IBSEN MARTÍNEZ 14 de abril de 2016
Se sabe de Bonaparte que, en materia de
constituciones, las prefería “cortas y oscuras”.
Cortas,
por no cargar con un aburridor fardo de prolegómenos, considerandos y
salvedades, y quizá, sobre todo, por no consagrar demasiadas garantías a las
libertades individuales. Y oscuras para poder forzar interpretaciones cada
tanto.
Las
interpretaciones a cargo de un alto tribunal de juristas lameculos son el
burladero del tirano. “¿Conque no puedo hacer lo que me sale de los cojones
porque me lo prohíbe el artículo no sé cuántos?
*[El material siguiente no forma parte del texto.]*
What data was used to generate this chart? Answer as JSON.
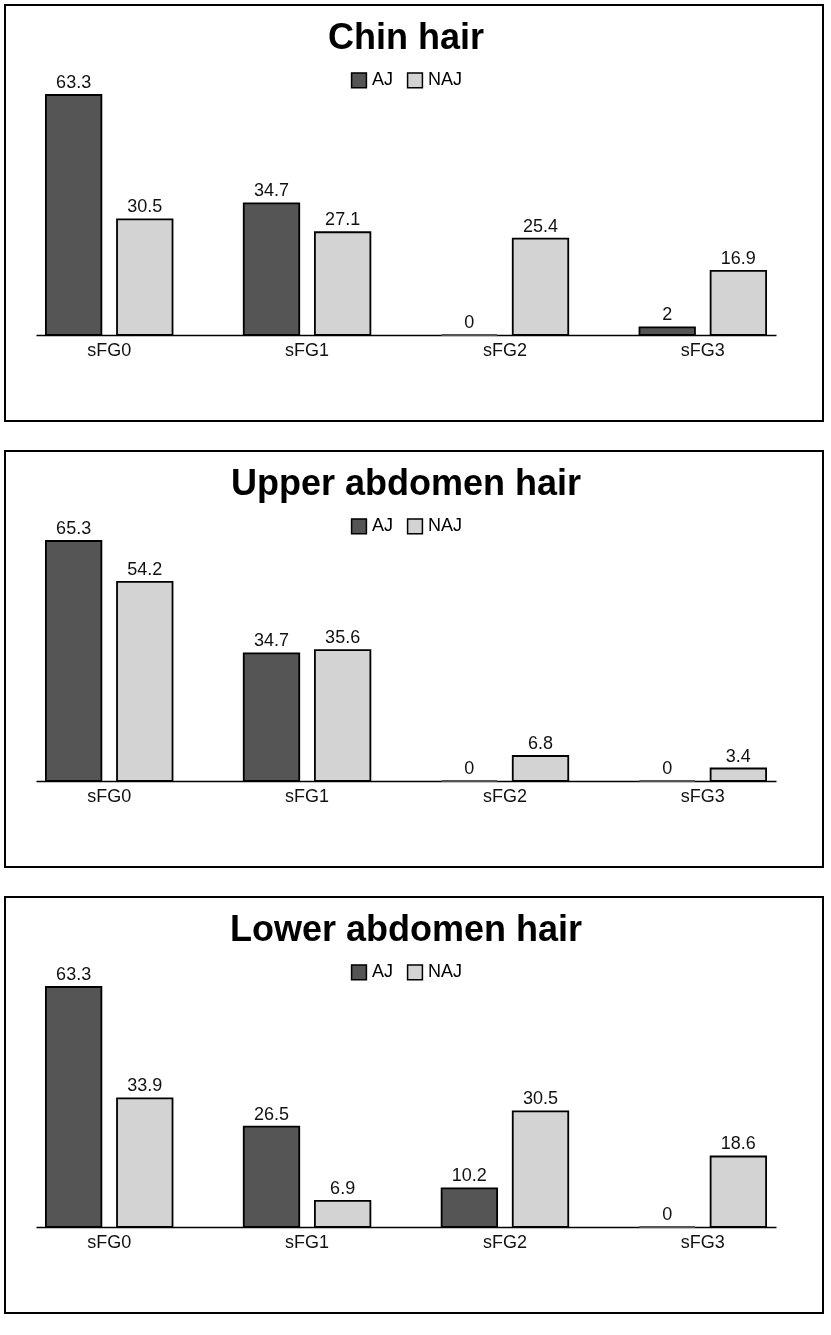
{
  "chart_data": [
    {
      "type": "bar",
      "title": "Chin hair",
      "categories": [
        "sFG0",
        "sFG1",
        "sFG2",
        "sFG3"
      ],
      "series": [
        {
          "name": "AJ",
          "color": "#555555",
          "values": [
            63.3,
            34.7,
            0,
            2
          ]
        },
        {
          "name": "NAJ",
          "color": "#d3d3d3",
          "values": [
            30.5,
            27.1,
            25.4,
            16.9
          ]
        }
      ],
      "data_labels": true,
      "legend": "top",
      "grid": false,
      "tick_labels": "x"
    },
    {
      "type": "bar",
      "title": "Upper abdomen hair",
      "categories": [
        "sFG0",
        "sFG1",
        "sFG2",
        "sFG3"
      ],
      "series": [
        {
          "name": "AJ",
          "color": "#555555",
          "values": [
            65.3,
            34.7,
            0,
            0
          ]
        },
        {
          "name": "NAJ",
          "color": "#d3d3d3",
          "values": [
            54.2,
            35.6,
            6.8,
            3.4
          ]
        }
      ],
      "data_labels": true,
      "legend": "top",
      "grid": false,
      "tick_labels": "x"
    },
    {
      "type": "bar",
      "title": "Lower abdomen hair",
      "categories": [
        "sFG0",
        "sFG1",
        "sFG2",
        "sFG3"
      ],
      "series": [
        {
          "name": "AJ",
          "color": "#555555",
          "values": [
            63.3,
            26.5,
            10.2,
            0
          ]
        },
        {
          "name": "NAJ",
          "color": "#d3d3d3",
          "values": [
            33.9,
            6.9,
            30.5,
            18.6
          ]
        }
      ],
      "data_labels": true,
      "legend": "top",
      "grid": false,
      "tick_labels": "x"
    }
  ]
}
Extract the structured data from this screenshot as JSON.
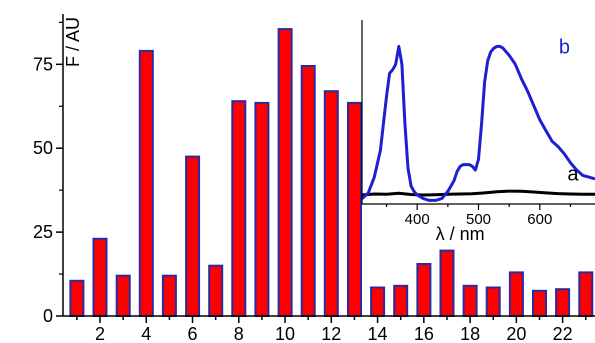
{
  "chart_data": [
    {
      "type": "bar",
      "title": "",
      "xlabel": "",
      "ylabel": "F / AU",
      "x": [
        1,
        2,
        3,
        4,
        5,
        6,
        7,
        8,
        9,
        10,
        11,
        12,
        13,
        14,
        15,
        16,
        17,
        18,
        19,
        20,
        21,
        22,
        23
      ],
      "values": [
        10.5,
        23,
        12,
        79,
        12,
        47.5,
        15,
        64,
        63.5,
        85.5,
        74.5,
        67,
        63.5,
        8.5,
        9,
        15.5,
        19.5,
        9,
        8.5,
        13,
        7.5,
        8,
        13
      ],
      "xticks": [
        "2",
        "4",
        "6",
        "8",
        "10",
        "12",
        "14",
        "16",
        "18",
        "20",
        "22"
      ],
      "yticks": [
        "0",
        "25",
        "50",
        "75"
      ],
      "xlim": [
        0.4,
        23.4
      ],
      "ylim": [
        0,
        90
      ],
      "bar_color": "#ff0000",
      "bar_edge_color": "#2a2aa0",
      "grid": false,
      "legend": "none"
    },
    {
      "type": "line",
      "title": "",
      "xlabel": "λ / nm",
      "ylabel": "",
      "xticks": [
        "400",
        "500",
        "600"
      ],
      "xlim": [
        310,
        690
      ],
      "ylim": [
        -5,
        100
      ],
      "series": [
        {
          "name": "a",
          "color": "#000000",
          "x": [
            310,
            330,
            350,
            370,
            390,
            410,
            430,
            450,
            470,
            490,
            510,
            530,
            550,
            570,
            590,
            610,
            630,
            650,
            670,
            690
          ],
          "y": [
            0,
            0.6,
            0.5,
            1,
            0.3,
            0,
            0.2,
            0.4,
            0.6,
            0.7,
            1.2,
            1.8,
            2.2,
            2.1,
            1.7,
            1.2,
            0.8,
            0.6,
            0.5,
            0.4
          ]
        },
        {
          "name": "b",
          "color": "#1f1fcf",
          "x": [
            310,
            320,
            330,
            340,
            350,
            355,
            360,
            365,
            370,
            375,
            380,
            385,
            390,
            395,
            400,
            410,
            420,
            430,
            440,
            450,
            460,
            465,
            470,
            475,
            480,
            485,
            490,
            495,
            500,
            505,
            510,
            515,
            520,
            525,
            530,
            535,
            540,
            545,
            550,
            560,
            570,
            580,
            590,
            600,
            610,
            620,
            630,
            640,
            650,
            660,
            670,
            680,
            690
          ],
          "y": [
            -2,
            1,
            10,
            25,
            55,
            68,
            70,
            73,
            83,
            73,
            40,
            15,
            5,
            2,
            0,
            -2,
            -3,
            -3,
            -2,
            2,
            8,
            13,
            16,
            17,
            17,
            17,
            16,
            14,
            20,
            40,
            63,
            75,
            80,
            82,
            83,
            83,
            82,
            80,
            78,
            73,
            65,
            58,
            50,
            42,
            36,
            30,
            27,
            23,
            18,
            14,
            11,
            10,
            9
          ]
        }
      ],
      "grid": false,
      "legend": "none"
    }
  ]
}
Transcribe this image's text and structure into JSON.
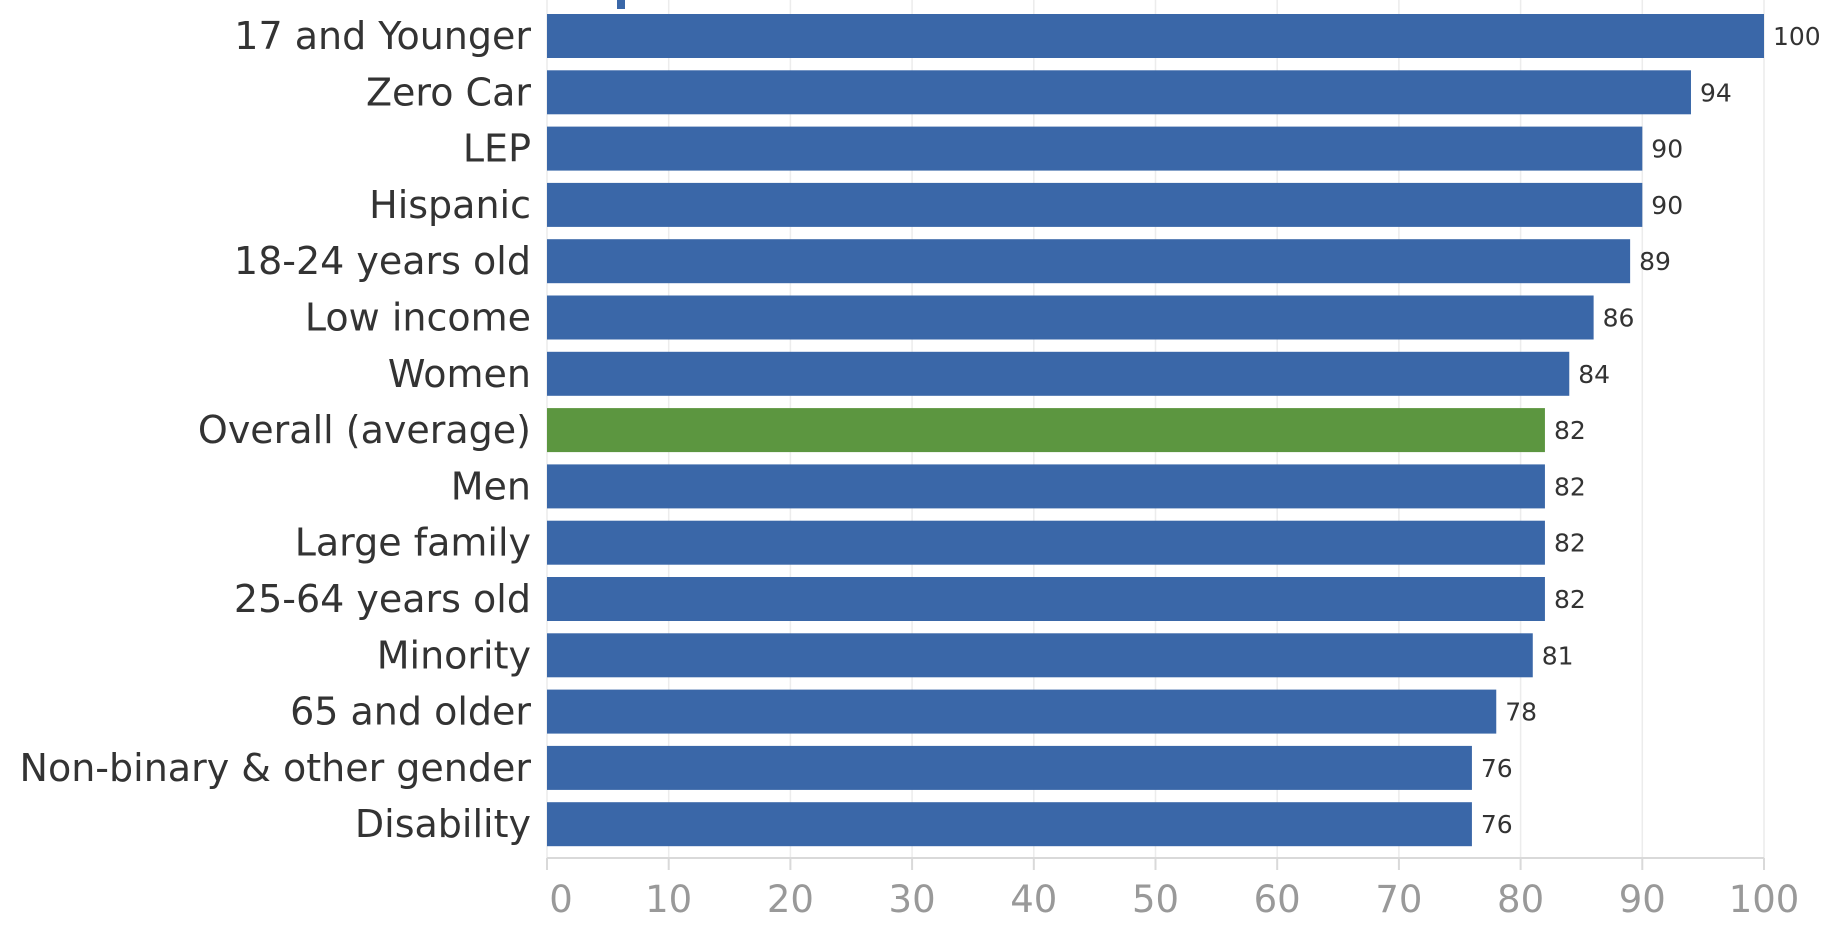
{
  "chart_data": {
    "type": "bar",
    "orientation": "horizontal",
    "categories": [
      "17 and Younger",
      "Zero Car",
      "LEP",
      "Hispanic",
      "18-24 years old",
      "Low income",
      "Women",
      "Overall (average)",
      "Men",
      "Large family",
      "25-64 years old",
      "Minority",
      "65 and older",
      "Non-binary & other gender",
      "Disability"
    ],
    "values": [
      100,
      94,
      90,
      90,
      89,
      86,
      84,
      82,
      82,
      82,
      82,
      81,
      78,
      76,
      76
    ],
    "value_labels": [
      "100",
      "94",
      "90",
      "90",
      "89",
      "86",
      "84",
      "82",
      "82",
      "82",
      "82",
      "81",
      "78",
      "76",
      "76"
    ],
    "highlight_category": "Overall (average)",
    "xlim": [
      0,
      100
    ],
    "xticks": [
      0,
      10,
      20,
      30,
      40,
      50,
      60,
      70,
      80,
      90,
      100
    ],
    "xtick_labels": [
      "0",
      "10",
      "20",
      "30",
      "40",
      "50",
      "60",
      "70",
      "80",
      "90",
      "100"
    ],
    "grid": true,
    "colors": {
      "bar": "#3a67a8",
      "highlight": "#5c9640",
      "accent_mark": "#3a67a8"
    }
  }
}
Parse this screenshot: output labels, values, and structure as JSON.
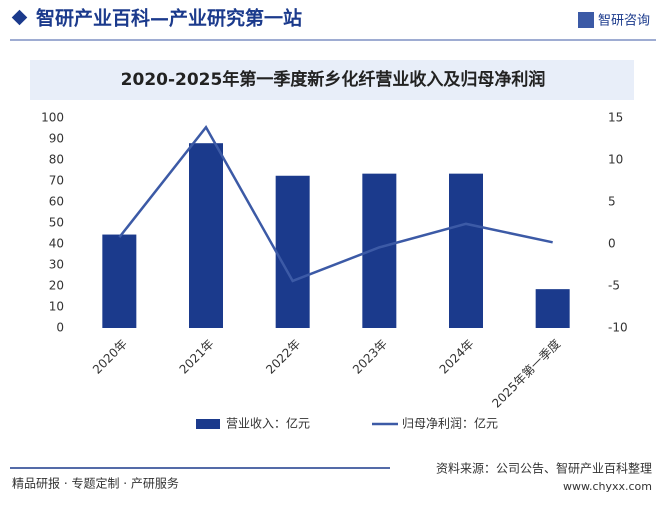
{
  "header": {
    "title": "智研产业百科—产业研究第一站",
    "logo": "智研咨询"
  },
  "chart_data": {
    "type": "bar",
    "title": "2020-2025年第一季度新乡化纤营业收入及归母净利润",
    "categories": [
      "2020年",
      "2021年",
      "2022年",
      "2023年",
      "2024年",
      "2025年第一季度"
    ],
    "series": [
      {
        "name": "营业收入：亿元",
        "type": "bar",
        "color": "#1b3a8c",
        "values": [
          44.5,
          88,
          72.5,
          73.5,
          73.5,
          18.5
        ]
      },
      {
        "name": "归母净利润：亿元",
        "type": "line",
        "axis": "y2",
        "color": "#3c5aa6",
        "values": [
          0.8,
          13.9,
          -4.4,
          -0.4,
          2.4,
          0.2
        ]
      }
    ],
    "ylim": [
      0,
      100
    ],
    "yticks": [
      0,
      10,
      20,
      30,
      40,
      50,
      60,
      70,
      80,
      90,
      100
    ],
    "y2lim": [
      -10,
      15
    ],
    "y2ticks": [
      -10,
      -5,
      0,
      5,
      10,
      15
    ],
    "grid": false,
    "legend": "bottom"
  },
  "footer": {
    "left": "精品研报 · 专题定制 · 产研服务",
    "source": "资料来源：公司公告、智研产业百科整理",
    "site": "www.chyxx.com"
  }
}
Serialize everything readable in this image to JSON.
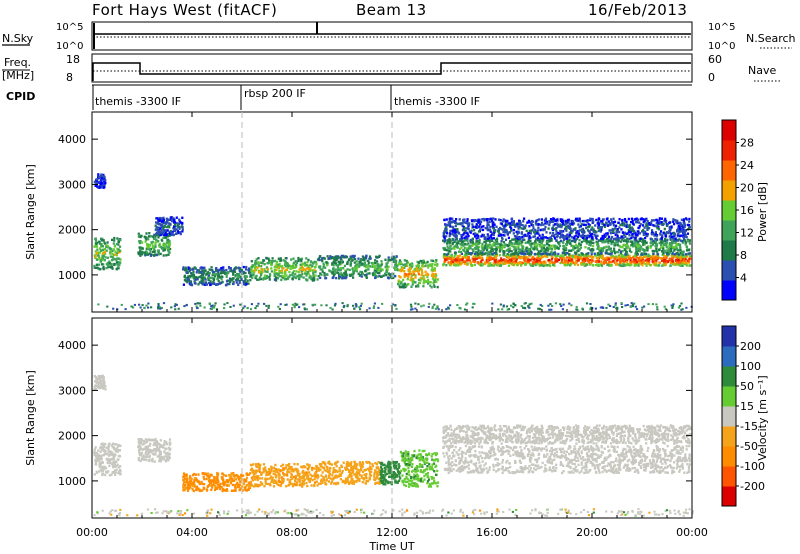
{
  "header": {
    "title": "Fort Hays West (fitACF)",
    "beam": "Beam 13",
    "date": "16/Feb/2013"
  },
  "status_panels": {
    "nsky_label": "N.Sky",
    "nsearch_label": "N.Search",
    "freq_label_top": "Freq.",
    "freq_label_unit": "[MHz]",
    "nave_label": "Nave",
    "cpid_label": "CPID",
    "noise_ticks_left": [
      "10^5",
      "10^0"
    ],
    "noise_ticks_right": [
      "10^5",
      "10^0"
    ],
    "freq_ticks": [
      "18",
      "8"
    ],
    "nave_ticks": [
      "60",
      "0"
    ]
  },
  "cpid_segments": [
    {
      "label": "themis -3300 IF",
      "start_hr": 0
    },
    {
      "label": "rbsp 200 IF",
      "start_hr": 6
    },
    {
      "label": "themis -3300 IF",
      "start_hr": 12
    }
  ],
  "axes": {
    "ylabel": "Slant Range [km]",
    "xlabel": "Time UT",
    "x_ticks": [
      "00:00",
      "04:00",
      "08:00",
      "12:00",
      "16:00",
      "20:00",
      "00:00"
    ],
    "x_tick_hours": [
      0,
      4,
      8,
      12,
      16,
      20,
      24
    ],
    "y_ticks": [
      1000,
      2000,
      3000,
      4000
    ],
    "xlim": [
      0,
      24
    ],
    "ylim": [
      180,
      4600
    ]
  },
  "colors": {
    "power": [
      "#0000ff",
      "#2b4fb0",
      "#1e7a46",
      "#3fa35a",
      "#66cc33",
      "#f2a100",
      "#ff6600",
      "#ee2200",
      "#dd0000"
    ],
    "velocity": [
      "#dd0000",
      "#ff5500",
      "#ff8c00",
      "#f5a31a",
      "#c8c8c0",
      "#66cc33",
      "#2e8b3a",
      "#2b6cbf",
      "#2233aa"
    ]
  },
  "chart_data": [
    {
      "type": "heatmap",
      "name": "Power",
      "colorbar_label": "Power [dB]",
      "colorbar_ticks": [
        "4",
        "8",
        "12",
        "16",
        "20",
        "24",
        "28"
      ],
      "colorbar_range": [
        0,
        32
      ],
      "regions": [
        {
          "t0": 0.05,
          "t1": 1.1,
          "r_center": 1500,
          "r_width": 700,
          "val": 17
        },
        {
          "t0": 0.05,
          "t1": 0.5,
          "r_center": 3100,
          "r_width": 300,
          "val": 4
        },
        {
          "t0": 1.8,
          "t1": 3.1,
          "r_center": 1700,
          "r_width": 500,
          "val": 15
        },
        {
          "t0": 2.5,
          "t1": 3.6,
          "r_center": 2100,
          "r_width": 400,
          "val": 6
        },
        {
          "t0": 3.6,
          "t1": 6.3,
          "r_center": 1000,
          "r_width": 400,
          "val": 10
        },
        {
          "t0": 6.3,
          "t1": 9.0,
          "r_center": 1150,
          "r_width": 500,
          "val": 18
        },
        {
          "t0": 9.0,
          "t1": 12.2,
          "r_center": 1200,
          "r_width": 500,
          "val": 14
        },
        {
          "t0": 12.2,
          "t1": 13.8,
          "r_center": 1050,
          "r_width": 600,
          "val": 21
        },
        {
          "t0": 14.0,
          "t1": 23.9,
          "r_center": 1350,
          "r_width": 250,
          "val": 27
        },
        {
          "t0": 14.0,
          "t1": 23.9,
          "r_center": 1650,
          "r_width": 350,
          "val": 14
        },
        {
          "t0": 14.0,
          "t1": 23.9,
          "r_center": 2050,
          "r_width": 450,
          "val": 6
        }
      ]
    },
    {
      "type": "heatmap",
      "name": "Velocity",
      "colorbar_label": "Velocity [m s⁻¹]",
      "colorbar_ticks": [
        "-200",
        "-100",
        "-50",
        "-15",
        "15",
        "50",
        "100",
        "200"
      ],
      "regions": [
        {
          "t0": 0.05,
          "t1": 1.1,
          "r_center": 1500,
          "r_width": 700,
          "val": 0
        },
        {
          "t0": 0.05,
          "t1": 0.5,
          "r_center": 3200,
          "r_width": 300,
          "val": 0
        },
        {
          "t0": 1.8,
          "t1": 3.1,
          "r_center": 1700,
          "r_width": 500,
          "val": 0
        },
        {
          "t0": 3.6,
          "t1": 6.3,
          "r_center": 1000,
          "r_width": 400,
          "val": -60
        },
        {
          "t0": 6.3,
          "t1": 9.0,
          "r_center": 1150,
          "r_width": 500,
          "val": -40
        },
        {
          "t0": 9.0,
          "t1": 11.5,
          "r_center": 1200,
          "r_width": 500,
          "val": -30
        },
        {
          "t0": 11.5,
          "t1": 12.3,
          "r_center": 1200,
          "r_width": 500,
          "val": 80
        },
        {
          "t0": 12.3,
          "t1": 13.8,
          "r_center": 1300,
          "r_width": 800,
          "val": 40
        },
        {
          "t0": 14.0,
          "t1": 23.9,
          "r_center": 1500,
          "r_width": 600,
          "val": 0
        },
        {
          "t0": 14.0,
          "t1": 23.9,
          "r_center": 2050,
          "r_width": 400,
          "val": 0
        }
      ]
    }
  ]
}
Llamad inmediatamente a los
vagos de la Corte Constitucional: ese artículo está lleno de oscuridades;
¡necesita con urgencia una interpretación!”.
Bolívar,
otro pequeñajo egregio, tenía ideas propias sobre cómo redactar constituciones
prescindibles. Tantas, que halló tiempo, entre batallas, discusiones con el
vicepresidente Santander por cuestiones presupuestarias y revolcones con sus
amantes, para escribir varias constituciones que se apartaban del napoleónico
canon de lo “corto y oscuro”. Al caraqueño le gustaban, más bien, corregidas y
aumentadas. Hallaba gusto en corregir a Montesquieu, por ejemplo, y añadirle
nuevos poderes al libro de reglas. Por eso cada constitución le quedaba más
abultadita que la anterior.
El
Libertador legó a sus compatriotas de antaño y hogaño la propensión a redactar
constituciones. Desde 1811, con la declaratoria de independencia, hasta 1961,
los venezolanos nos dimos nada menos que 25 constituciones. La última que
redactó Bolívar, en 1826, pensando en Bolivia, halló tanta resistencia en Lima,
Quito, Bogotá y Caracas que quedó en agua de borrajas pero, en el plano
político, precipitó en gran medida la dictadura con la que el héroe culminó su
vida pública. Contemplaba, entre otras extravagancias, una presidencia
hereditaria, un congreso ¡de tres cámaras! y un cuarto poder, añadido a la
tríada clásica: el poder electoral, tan fulleramente concebido por Bolívar para
no perder nunca que ríete del actual Consejo Nacional Electoral chavista.
Hugo
Chávez, sedicente bolivariano, también quiso hacer promulgar una constitución
que llevase el sello distintivo de su pensamiento político. Convocó en 1998 un
congreso constituyente que, literalmente arreado por un capataz llamado Luis
Miquilena, parió al año siguiente la constitución que actualmente rige —es un
decir— en Venezuela.
Desde
su preámbulo, escrito por un comité de poetastros de aldea, la constitución
chavista es un compendio de tópicos de la corrección política: “ciudadanos y
ciudadanas”, “diputadas y diputados”, etc. La constitución de 1999 fue
bautizada por el propio Chávez como La Bicha. Tronaba por televisión con un
ejemplar de La Bichaen la mano, a modo de espantajo, dando a entender que le
bastaba el garrote de la legalidad para derrotar a todos sus enemigos. Sin
embargo, muy pronto dio en violar su propia Carta Magna y dejó de mostrar La
Bicha.
La
Bicha es, en verdad, bastante marrullera y consagra uno de los shibolets más
obsesivos del neopopulismo: el referéndum; la consulta directa al pueblo. Su
arquitectura toda ofrece al autoritarismo muchas escotillas de escape, no todas
concebidas deliberadamente, sino más bien fruto de la incuria de sus
redactores. Es justo, pues, decir que La Bicha es a la vez corta, oscura,
corregida y aumentada con desatinos como el llamado Poder Moral, resabio de la
constitución promulgada por Bolívar en Angostura, en 1819.
Con
todo, el espíritu y la letra machaconamente refrendarios de La Bicha dan al
revocatorio presidencial que invoca la oposición venezolana tanta fuerza de ley
que, al ceñirse escrupulosamente a ella, mantiene acorralado a Nicolás Maduro.
Cada día que pase, Maduro clamará por nuevas “interpretaciones” que le permitan
desconocer la voluntad popular. Pero ese juego no durará mucho.
Tarde
o temprano, La Bicha echará a Maduro del poder.